Dive Brief:
- The U.S. Supreme Court declined to take up two cases challenging the U.S. Department of Labor's (DOL) tip pooling regulations June 25.
- The appealed opinion — addressing National Restaurant Association v. DOL and Wynn Las Vegas, LLC v. Joseph Cesarz — came from the 9th U.S. Circuit Court of Appeals and upheld the agency's Obama-era rule limiting tip-sharing arrangements.
- The High Court's action leaves intact a split among the federal circuit courts of appeal.
Dive Insight:
The rules in question limit employers' ability to require that tipped employees share their gratuities with non-tipped employees. Businesses and their advocates challenged the rules and a split emerged.
Following the change in administrations, however, President Donald Trump's DOL announced plans to rescind the rule.
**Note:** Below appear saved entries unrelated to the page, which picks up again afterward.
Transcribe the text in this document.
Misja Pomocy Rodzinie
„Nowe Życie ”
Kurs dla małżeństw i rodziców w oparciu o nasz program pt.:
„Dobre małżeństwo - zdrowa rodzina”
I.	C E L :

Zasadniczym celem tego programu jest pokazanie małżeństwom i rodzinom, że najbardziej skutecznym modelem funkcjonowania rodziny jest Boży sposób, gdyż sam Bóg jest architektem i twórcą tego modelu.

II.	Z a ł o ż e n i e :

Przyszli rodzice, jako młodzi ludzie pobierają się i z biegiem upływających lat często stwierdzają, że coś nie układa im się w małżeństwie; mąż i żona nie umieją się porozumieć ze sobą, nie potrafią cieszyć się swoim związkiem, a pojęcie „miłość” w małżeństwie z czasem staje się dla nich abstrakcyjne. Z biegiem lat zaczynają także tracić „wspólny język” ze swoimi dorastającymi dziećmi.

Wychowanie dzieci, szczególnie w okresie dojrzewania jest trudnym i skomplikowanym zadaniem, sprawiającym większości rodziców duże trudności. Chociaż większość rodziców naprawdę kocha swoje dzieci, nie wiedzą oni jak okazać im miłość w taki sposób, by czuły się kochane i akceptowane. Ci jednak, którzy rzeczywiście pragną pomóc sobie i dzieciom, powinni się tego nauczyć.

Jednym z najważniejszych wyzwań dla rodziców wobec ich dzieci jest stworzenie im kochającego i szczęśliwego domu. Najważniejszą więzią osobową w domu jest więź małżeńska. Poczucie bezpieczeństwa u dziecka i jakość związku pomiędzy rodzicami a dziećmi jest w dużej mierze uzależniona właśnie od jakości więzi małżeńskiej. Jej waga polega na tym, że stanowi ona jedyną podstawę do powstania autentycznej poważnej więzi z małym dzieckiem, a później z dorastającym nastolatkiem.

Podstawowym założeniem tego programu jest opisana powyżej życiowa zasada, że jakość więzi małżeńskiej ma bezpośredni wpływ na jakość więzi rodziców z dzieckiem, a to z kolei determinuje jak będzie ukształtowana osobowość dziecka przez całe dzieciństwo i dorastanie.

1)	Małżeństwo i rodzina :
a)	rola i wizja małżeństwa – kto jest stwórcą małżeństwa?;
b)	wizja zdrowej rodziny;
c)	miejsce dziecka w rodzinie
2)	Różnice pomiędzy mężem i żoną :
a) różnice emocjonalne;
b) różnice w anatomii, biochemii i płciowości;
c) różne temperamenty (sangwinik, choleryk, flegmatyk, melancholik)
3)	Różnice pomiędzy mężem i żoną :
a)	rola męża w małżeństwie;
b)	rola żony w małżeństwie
But after it was revealed that the agency's Wage and Hour Division omitted an internal analysis from its December Notice of Proposed Rulemaking (NPRM), its Office of Inspector General announced an audit of the division's rulemaking process.
Since then, Trump included a provision in a spending bill that amended the Fair Labor Standards Act to forbid employers from pocketing workers' tips in tip pooling arrangements — a move that addressed a concern many raised about the rescission. With that issue out of the way, DOL may be able to move forward with its plan to undo the original rulemaking; according to the agency's most recent regulatory agenda, a new NPRM could come as soon as August.